Dr Gangadhar states that teenagers will always be subject to some stress or pressure. However, it is when this behaviour is taken to a digital platform that it gets exemplified manifold. “So how can we say that a ban on such pages and content will be effective in handling the larger problem, which is that teens do face certain pressures at that age. Many of them might be experiencing a mental health problem, but we cannot say that it is merely because of social media that they are affected,” he argues.

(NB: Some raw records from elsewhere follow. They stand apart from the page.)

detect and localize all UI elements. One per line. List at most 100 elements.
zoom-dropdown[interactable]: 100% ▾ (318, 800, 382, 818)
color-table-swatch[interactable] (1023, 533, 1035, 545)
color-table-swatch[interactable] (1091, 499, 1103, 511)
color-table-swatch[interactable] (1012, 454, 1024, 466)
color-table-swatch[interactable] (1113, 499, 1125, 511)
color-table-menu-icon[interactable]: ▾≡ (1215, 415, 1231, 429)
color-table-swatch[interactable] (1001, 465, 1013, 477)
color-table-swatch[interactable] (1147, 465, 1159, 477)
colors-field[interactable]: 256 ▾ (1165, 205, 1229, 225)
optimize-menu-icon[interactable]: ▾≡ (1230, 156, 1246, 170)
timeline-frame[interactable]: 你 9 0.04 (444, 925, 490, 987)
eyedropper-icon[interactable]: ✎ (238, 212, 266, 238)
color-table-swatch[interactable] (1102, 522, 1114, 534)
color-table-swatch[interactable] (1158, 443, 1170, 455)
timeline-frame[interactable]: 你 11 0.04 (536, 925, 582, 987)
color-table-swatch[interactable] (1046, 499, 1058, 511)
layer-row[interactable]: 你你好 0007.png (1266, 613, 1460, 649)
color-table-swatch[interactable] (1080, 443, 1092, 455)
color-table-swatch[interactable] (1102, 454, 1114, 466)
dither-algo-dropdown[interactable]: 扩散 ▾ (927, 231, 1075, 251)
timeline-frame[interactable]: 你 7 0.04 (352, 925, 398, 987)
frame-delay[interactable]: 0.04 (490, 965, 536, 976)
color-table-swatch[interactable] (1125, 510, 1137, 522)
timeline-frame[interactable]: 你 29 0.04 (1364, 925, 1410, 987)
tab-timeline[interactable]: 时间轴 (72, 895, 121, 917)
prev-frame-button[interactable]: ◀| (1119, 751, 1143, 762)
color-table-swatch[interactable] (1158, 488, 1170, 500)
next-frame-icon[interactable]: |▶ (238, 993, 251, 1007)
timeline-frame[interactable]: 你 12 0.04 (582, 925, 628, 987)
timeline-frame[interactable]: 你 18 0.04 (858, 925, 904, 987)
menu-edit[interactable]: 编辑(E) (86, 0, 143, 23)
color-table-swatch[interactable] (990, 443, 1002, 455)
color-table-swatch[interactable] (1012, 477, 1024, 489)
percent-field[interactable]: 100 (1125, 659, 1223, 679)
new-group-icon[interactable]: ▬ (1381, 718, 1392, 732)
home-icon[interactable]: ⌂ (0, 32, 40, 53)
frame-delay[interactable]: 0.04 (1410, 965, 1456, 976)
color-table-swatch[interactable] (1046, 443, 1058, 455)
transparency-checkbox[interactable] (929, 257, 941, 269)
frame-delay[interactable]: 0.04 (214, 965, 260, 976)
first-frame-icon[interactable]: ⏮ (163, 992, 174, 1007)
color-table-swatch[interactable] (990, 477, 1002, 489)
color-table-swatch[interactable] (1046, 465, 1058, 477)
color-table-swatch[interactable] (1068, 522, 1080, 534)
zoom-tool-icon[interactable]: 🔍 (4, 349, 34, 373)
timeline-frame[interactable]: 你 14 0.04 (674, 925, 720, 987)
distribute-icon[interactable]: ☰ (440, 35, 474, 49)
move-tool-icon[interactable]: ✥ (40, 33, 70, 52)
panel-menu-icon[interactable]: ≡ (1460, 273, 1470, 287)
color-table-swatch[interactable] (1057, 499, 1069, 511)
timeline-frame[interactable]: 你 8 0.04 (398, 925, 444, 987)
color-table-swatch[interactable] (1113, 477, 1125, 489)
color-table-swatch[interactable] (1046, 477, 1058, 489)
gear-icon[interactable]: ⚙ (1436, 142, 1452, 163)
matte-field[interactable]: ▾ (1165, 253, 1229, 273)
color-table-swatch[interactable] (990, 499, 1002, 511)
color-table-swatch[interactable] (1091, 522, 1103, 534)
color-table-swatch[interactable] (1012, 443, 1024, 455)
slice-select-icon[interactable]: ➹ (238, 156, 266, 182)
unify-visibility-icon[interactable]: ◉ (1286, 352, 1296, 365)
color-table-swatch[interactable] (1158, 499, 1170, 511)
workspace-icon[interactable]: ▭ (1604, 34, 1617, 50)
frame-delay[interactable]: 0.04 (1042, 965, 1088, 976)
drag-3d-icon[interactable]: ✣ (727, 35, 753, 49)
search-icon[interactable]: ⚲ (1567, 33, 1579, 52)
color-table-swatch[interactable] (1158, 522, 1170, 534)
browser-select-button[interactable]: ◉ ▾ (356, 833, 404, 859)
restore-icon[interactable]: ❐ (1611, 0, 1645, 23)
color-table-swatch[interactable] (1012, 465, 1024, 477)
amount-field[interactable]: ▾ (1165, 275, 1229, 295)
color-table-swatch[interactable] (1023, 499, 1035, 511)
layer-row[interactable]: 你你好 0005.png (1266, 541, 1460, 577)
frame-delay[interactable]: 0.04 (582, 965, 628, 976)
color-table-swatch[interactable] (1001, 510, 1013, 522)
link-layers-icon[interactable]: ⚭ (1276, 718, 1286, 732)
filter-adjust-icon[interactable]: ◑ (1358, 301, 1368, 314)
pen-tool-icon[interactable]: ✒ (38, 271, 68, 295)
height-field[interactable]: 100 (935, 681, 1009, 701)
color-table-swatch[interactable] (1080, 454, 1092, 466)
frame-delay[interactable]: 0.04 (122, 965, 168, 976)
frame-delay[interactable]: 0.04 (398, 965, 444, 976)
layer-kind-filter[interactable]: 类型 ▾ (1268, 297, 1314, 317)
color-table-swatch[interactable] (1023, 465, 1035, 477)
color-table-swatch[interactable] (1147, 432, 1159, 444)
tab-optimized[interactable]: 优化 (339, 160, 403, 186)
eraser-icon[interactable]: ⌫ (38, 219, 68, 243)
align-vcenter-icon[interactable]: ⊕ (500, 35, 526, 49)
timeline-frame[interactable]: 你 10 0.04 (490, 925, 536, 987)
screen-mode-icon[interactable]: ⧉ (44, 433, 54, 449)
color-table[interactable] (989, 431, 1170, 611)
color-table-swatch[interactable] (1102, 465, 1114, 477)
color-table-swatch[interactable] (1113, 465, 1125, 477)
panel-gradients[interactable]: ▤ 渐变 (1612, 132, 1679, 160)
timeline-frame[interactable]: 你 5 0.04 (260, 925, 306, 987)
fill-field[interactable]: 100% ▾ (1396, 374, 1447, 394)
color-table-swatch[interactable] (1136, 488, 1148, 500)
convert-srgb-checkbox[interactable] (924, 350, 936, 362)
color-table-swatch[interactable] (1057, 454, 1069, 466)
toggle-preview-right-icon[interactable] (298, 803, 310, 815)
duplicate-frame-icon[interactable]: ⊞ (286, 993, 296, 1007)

Dr Vivek believes that what is required is actually training children in life skills, stress management. Teachers and parents also need to impart skills in identifying signs of mental health issues in kids so that pre-emptive steps can be taken.

Cannot ignore positives of social media

Dr Gangadhar points out that despite the negative influences of social media on teens, several people have utilised these forums in a healthy manner and use it to address several important issues, including mental health. For instance, Indian-origin Canadian YouTuber Lilly Singh uses her channel ||Superwoman|| to spread positive messages and has spoken about her struggles with the depression.

 

In November 2018, Lilly announced she was taking a break from YouTube for her mental health. 

Meanwhile, the UK is beginning to debate a ban on social media sites as a solution to keep individuals from easily accessing such graphic content. However, an overall ban overlooks the benefits of these platforms altogether.

“We can’t ignore the good that comes from such pages as well. Several people find solace in online support group. As long as this is done within a healthy balance and they do not become dependent on this altogether, there is no harm to turning to such groups for getting some moral support,” says Dr Gangadhar.

However, he also acknowledges that these are also just supportive measures which would be more effective in combination with the right care and attention.

“While these groups help individuals, they might not be as effective as when they are given the right treatment and care. The family needs to be involved - when the family dynamics are improved and children feel more accepted and understood, it’ll help to encourage communication in the household. This would have a more significant impact on the child who may be experiencing emotional turmoil,” adds the NIMHANS director.